Petzold’s “Phoenix” was steeped in noir visual language, and this story could have been told in the same smoky, neon-lit style, but he conveys a lot of “Transit” in the bright light of Southern France, adding to the sense of confusion and disconnect that defines the film. Georg sometimes looks like a time traveler, and one could be forgiven for thinking this is a story of a Jew fleeing the Third Reich until Petzold drops in a shot from a surveillance camera or of a modern automobile. It adds both to the sense of purgatory—the idea that this is a man who doesn’t belong and isn’t sure where he’s going—and the feeling that Georg is lost, not just in place but time. When he connects with Marie, it almost feels like he’s connecting for the first time in his life, and yet this connection is based at least partially on a lie. Even in his truest moments, he is not exactly himself. He is a fill-in for a missing father or a missing husband.

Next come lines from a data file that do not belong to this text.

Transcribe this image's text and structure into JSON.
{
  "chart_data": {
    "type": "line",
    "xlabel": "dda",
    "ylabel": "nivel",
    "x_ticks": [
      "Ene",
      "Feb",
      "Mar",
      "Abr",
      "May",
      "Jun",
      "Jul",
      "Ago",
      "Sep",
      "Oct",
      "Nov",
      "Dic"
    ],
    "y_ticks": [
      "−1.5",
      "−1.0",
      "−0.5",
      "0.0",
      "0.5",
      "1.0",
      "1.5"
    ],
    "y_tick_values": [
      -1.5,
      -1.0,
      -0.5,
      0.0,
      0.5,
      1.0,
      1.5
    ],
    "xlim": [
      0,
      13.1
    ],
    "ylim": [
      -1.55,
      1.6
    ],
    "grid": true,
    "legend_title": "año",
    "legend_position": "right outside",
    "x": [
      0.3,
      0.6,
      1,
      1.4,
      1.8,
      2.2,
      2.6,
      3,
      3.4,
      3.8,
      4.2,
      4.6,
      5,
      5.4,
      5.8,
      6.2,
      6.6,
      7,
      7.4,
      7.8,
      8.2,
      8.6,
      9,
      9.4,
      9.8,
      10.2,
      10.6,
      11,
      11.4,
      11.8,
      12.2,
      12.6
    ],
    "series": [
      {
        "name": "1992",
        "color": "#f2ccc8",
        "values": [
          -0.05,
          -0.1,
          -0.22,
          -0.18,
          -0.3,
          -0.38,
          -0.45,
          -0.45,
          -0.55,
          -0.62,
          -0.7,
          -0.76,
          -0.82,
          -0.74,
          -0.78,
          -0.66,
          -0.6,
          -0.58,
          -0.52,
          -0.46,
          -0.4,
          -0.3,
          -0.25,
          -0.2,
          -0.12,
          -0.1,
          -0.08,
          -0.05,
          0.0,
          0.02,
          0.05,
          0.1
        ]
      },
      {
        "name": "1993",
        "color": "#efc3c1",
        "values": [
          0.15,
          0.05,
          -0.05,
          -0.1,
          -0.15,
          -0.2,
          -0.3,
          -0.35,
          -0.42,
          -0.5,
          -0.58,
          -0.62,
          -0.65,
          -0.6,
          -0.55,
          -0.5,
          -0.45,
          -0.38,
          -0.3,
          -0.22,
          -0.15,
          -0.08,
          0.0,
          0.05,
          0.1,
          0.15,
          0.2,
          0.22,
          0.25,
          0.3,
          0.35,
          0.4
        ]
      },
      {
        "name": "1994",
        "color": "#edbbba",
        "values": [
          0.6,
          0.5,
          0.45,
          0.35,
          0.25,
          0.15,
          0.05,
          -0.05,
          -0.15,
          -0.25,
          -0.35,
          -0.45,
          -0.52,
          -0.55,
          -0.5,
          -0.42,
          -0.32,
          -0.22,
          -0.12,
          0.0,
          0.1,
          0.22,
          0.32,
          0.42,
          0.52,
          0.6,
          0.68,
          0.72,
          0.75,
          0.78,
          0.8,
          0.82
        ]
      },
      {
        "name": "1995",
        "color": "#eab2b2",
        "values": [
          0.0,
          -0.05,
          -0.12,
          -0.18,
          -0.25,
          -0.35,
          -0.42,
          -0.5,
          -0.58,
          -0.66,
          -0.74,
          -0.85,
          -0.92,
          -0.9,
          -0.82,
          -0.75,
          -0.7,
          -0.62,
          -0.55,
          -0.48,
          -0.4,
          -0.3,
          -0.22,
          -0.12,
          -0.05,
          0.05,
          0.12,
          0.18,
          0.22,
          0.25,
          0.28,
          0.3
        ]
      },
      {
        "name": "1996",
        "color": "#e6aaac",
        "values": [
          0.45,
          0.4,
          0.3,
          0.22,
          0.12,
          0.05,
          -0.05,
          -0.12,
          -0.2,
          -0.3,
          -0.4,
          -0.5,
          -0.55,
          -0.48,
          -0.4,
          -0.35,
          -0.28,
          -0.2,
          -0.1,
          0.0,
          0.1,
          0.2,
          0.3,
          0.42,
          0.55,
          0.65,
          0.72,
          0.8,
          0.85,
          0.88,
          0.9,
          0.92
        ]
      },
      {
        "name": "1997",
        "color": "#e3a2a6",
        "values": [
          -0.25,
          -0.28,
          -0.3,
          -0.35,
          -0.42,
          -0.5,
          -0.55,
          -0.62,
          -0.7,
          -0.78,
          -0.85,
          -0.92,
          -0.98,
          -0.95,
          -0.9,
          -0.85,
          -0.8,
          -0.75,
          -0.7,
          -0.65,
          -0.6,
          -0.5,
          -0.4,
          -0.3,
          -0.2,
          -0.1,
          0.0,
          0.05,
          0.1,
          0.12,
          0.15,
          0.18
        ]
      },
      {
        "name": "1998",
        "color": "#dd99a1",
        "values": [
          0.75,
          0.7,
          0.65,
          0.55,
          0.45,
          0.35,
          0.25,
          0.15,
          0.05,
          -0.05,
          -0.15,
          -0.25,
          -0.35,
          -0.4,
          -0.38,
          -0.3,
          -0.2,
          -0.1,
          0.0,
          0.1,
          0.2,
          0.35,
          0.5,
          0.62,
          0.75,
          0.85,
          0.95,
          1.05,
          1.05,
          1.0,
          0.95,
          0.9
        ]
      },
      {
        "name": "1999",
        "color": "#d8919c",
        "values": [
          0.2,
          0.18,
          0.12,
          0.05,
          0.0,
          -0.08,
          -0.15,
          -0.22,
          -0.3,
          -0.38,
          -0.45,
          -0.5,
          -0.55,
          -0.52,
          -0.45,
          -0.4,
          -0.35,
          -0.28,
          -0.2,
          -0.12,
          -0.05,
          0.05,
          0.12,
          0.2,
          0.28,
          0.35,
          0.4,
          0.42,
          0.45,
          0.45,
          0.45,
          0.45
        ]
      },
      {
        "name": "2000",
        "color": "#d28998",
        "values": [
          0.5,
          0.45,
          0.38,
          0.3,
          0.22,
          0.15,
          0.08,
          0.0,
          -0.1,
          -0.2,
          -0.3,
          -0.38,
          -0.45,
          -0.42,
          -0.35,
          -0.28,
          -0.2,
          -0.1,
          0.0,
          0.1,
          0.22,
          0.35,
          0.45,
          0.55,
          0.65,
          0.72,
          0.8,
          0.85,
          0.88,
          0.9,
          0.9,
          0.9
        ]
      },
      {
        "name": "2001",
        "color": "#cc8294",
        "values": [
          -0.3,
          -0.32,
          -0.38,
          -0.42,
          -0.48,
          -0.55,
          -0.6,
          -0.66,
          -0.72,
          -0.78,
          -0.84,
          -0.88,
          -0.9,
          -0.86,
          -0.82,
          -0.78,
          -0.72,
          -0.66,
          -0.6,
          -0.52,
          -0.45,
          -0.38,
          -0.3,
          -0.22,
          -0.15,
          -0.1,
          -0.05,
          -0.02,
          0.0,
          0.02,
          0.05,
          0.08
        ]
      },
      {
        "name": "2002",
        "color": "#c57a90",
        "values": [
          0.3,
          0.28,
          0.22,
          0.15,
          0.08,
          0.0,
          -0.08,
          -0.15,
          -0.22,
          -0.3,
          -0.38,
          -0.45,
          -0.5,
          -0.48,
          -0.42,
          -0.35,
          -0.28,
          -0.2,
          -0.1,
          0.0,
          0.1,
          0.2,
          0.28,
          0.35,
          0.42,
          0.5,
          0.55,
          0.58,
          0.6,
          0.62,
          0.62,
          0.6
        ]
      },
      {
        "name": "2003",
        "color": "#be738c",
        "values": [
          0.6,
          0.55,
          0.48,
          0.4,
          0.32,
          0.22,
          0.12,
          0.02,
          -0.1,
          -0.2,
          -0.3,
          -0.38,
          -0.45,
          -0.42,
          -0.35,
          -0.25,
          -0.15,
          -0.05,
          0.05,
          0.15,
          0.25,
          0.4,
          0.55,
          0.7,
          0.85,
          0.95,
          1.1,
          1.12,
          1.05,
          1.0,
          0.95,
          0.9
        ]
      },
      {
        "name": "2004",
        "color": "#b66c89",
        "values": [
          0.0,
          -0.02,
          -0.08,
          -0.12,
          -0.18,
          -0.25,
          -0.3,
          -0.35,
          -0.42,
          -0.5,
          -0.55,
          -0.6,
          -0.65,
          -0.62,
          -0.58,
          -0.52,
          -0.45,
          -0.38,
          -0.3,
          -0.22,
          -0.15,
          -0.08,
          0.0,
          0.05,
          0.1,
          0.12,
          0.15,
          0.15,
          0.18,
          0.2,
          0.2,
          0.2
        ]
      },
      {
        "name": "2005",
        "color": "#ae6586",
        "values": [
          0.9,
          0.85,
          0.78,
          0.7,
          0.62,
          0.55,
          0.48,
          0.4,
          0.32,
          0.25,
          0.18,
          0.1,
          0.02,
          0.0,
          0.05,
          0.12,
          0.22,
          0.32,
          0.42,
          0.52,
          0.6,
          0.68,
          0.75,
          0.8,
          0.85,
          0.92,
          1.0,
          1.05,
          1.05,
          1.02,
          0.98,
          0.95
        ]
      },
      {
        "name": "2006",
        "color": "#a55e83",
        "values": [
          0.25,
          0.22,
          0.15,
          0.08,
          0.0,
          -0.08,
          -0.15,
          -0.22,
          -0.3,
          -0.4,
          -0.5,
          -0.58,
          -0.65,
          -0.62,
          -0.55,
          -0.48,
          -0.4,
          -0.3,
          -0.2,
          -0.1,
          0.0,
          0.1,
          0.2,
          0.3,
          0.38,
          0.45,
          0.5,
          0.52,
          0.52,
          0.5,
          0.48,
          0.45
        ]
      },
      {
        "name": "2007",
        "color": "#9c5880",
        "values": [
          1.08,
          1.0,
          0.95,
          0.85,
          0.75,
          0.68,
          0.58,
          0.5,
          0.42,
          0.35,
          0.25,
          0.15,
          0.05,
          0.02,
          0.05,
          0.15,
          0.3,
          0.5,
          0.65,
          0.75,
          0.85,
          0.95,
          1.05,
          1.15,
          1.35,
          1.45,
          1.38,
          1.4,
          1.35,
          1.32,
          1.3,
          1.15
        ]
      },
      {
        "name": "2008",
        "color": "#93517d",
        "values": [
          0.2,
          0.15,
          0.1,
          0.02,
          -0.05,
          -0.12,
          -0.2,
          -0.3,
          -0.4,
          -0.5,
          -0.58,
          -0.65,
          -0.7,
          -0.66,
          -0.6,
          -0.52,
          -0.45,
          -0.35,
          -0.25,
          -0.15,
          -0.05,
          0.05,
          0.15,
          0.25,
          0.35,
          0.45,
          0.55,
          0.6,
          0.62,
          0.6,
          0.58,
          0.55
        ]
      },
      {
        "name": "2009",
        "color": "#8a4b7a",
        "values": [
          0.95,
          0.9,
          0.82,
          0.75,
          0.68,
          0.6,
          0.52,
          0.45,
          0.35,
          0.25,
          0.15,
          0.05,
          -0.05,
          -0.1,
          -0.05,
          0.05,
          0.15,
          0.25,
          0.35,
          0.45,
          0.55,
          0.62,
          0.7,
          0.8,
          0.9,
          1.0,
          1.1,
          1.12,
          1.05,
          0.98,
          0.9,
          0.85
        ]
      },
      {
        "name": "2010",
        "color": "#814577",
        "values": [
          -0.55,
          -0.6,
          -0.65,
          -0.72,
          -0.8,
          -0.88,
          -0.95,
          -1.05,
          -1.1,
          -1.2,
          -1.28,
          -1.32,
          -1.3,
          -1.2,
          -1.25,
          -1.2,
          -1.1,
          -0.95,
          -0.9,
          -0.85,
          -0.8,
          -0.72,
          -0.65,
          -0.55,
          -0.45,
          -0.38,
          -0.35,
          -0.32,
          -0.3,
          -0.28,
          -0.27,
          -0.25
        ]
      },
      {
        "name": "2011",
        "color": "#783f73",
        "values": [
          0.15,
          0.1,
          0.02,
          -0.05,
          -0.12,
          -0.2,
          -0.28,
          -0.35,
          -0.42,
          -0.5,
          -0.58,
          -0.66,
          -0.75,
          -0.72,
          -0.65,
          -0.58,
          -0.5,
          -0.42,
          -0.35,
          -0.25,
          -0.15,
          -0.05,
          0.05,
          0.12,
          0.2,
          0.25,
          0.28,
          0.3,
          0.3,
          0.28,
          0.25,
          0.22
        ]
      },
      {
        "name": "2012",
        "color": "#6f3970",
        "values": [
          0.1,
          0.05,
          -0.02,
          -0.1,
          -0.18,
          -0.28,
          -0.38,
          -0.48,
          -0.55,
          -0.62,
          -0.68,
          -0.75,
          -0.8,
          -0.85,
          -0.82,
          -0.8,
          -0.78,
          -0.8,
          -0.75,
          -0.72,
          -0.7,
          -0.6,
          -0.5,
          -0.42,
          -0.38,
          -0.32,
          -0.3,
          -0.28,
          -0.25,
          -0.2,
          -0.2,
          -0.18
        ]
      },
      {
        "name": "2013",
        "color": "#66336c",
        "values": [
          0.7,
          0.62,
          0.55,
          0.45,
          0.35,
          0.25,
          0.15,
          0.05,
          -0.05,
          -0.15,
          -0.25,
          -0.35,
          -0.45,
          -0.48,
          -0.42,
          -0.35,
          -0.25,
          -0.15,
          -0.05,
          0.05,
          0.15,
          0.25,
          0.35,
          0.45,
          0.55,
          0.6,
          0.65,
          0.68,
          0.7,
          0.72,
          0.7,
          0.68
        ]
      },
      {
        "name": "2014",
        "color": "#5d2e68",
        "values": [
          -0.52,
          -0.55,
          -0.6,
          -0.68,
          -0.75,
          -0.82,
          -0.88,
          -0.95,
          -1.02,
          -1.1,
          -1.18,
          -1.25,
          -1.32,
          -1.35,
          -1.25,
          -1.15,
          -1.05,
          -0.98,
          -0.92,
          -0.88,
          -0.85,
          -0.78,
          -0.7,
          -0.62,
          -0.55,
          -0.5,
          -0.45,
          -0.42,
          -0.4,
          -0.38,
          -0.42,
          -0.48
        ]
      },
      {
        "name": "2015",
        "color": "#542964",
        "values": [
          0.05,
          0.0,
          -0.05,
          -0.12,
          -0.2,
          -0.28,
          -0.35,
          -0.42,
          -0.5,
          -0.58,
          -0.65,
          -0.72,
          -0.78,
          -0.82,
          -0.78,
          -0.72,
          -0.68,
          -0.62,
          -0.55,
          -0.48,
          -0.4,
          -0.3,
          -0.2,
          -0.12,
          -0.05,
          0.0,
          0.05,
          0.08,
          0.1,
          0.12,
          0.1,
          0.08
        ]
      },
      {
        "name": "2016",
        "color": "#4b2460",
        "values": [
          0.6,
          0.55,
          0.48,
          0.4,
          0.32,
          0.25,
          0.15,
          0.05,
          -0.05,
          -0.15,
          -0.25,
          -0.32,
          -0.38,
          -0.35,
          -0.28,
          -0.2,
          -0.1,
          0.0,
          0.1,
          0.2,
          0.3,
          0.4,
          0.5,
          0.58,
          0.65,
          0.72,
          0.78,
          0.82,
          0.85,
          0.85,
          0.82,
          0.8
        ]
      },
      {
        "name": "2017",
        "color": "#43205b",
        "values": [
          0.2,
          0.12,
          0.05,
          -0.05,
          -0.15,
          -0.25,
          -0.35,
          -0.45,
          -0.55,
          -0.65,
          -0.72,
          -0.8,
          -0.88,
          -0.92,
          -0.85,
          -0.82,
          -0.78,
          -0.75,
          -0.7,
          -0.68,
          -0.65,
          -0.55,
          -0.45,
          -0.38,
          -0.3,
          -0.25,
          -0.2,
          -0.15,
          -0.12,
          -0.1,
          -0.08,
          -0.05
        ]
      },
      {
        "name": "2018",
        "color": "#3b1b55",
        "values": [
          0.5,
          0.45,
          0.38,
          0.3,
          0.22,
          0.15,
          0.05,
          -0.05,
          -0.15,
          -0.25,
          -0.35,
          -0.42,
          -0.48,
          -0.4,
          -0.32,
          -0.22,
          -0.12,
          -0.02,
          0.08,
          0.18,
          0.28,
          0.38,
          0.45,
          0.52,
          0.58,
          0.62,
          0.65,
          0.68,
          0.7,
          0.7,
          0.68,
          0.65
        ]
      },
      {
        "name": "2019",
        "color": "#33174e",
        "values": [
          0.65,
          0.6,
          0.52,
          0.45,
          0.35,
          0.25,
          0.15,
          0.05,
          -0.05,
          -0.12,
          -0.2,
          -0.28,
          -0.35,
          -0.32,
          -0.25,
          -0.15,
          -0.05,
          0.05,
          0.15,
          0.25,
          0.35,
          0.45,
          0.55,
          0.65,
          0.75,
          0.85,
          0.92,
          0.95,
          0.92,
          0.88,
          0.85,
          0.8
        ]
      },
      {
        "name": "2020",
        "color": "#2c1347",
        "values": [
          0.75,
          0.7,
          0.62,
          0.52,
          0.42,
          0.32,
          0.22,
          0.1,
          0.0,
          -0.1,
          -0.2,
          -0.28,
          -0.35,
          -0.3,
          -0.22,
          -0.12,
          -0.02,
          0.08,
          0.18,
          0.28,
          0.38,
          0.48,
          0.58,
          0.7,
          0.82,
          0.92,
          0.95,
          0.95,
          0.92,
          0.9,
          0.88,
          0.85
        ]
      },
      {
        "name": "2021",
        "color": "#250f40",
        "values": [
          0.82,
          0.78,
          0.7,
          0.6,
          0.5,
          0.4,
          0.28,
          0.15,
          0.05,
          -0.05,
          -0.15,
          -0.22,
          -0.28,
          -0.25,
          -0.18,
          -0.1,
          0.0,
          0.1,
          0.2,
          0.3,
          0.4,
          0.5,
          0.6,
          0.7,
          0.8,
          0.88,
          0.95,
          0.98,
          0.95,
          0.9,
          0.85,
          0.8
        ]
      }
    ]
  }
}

Rogowski elevates the film by nailing a very difficult part—it’s purposeful that Georg is in every scene in that it adds to the overall sense of confusion to limit our perspective to only his. Instead of presenting Georg as the cipher he could have easily become, Rogowski makes fully three-dimensional a protagonist who feels both classical in his Kafkaesque dilemma and yet also relatable in his emotions and actions. It’s a great performance.
As he did with “Phoenix,” Petzold completely sticks the landing, concluding with an almost mirror image of his last film’s perfect closing shot. It’s an ending that is both hopeful and uncertain. In other words, it captures the tone of a film about a man stuck between Heaven and Hell, and the stories he becomes a part of while he’s there.